Itulah hati para demagog. Hati para pemimpin yang gemar berpidato untuk orang banyak, tetapi tak pernah berpidato untuk dirinya sendiri. Lincah beretorika politik. Hati yang selalu berbinar-binar kalau berhadapan dengan massa rakyat yang bersimpuh, tapi tak pernah hadir bersama derita rakyat selain mengatasnamakannya. Hati pemimpin yang kehilangan ruh yang shalih (jernih), selain sekedar seonggok darah yang membeku. Boleh jadi gumpalan darah itu telah digerogoti berjuta-juta penyakit kronis sehingga menjadi hati yang busuk.

Bagi para pemimpin demagog, yang penting adalah bahasa. Bahasa itu memang menjadi permainan makna. Bahasa pidato menjadi segalanya, bahasa sekedar perlambang. Bukan bahasa yang mengandung makna dan fungsi. Dengan kata lain, bahasa pidato sekedar bunyi fisik minus makna substansi. Pidato para demagog menjadi hampa dan mati. Tak membuahkan aktualisasi di dunia nyata! Pidatonya sekedar language games, sekedar permainan bahasa. Bahasa memang permainan makna. Lewat bahasa dapat disampaikan beragam perintah, pernyataan, penggambaran, sampai pada do’a bahkan senda gurau dan sandiwara. Bagi para demagog sandiwaralah yang sering melekat dalam pidato-pidatonya. Padahal bahasa harus bermakna. Bahasa dapat dikatakan bermakna apabila bersambung dengan aktivitas!

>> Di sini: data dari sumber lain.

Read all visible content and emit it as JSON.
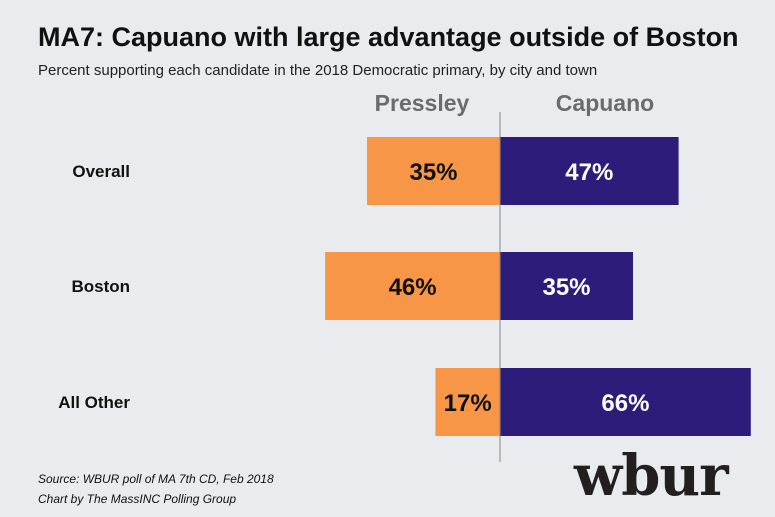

Celakanya, tidak sedikit rakyat yang menyukai para demagog. Rakyat masih gemar symbol, upacara, dan berbagai perhiasan social yang semu. Rakyat kita masih suka pemimpin selebriti yang sesungguhnya tidak memihak derita rakyat. Dan para pemimpin demagog itu paham betul bagaimana memanfaatkan psikologi rakyat Indonesia yang romantic untuk memenuhi syahwat politiknya yang menyala-nyala! Ya Allah, mudah-mudahan negeri ini dijauhkan dari para demagog yang menipu rakyat!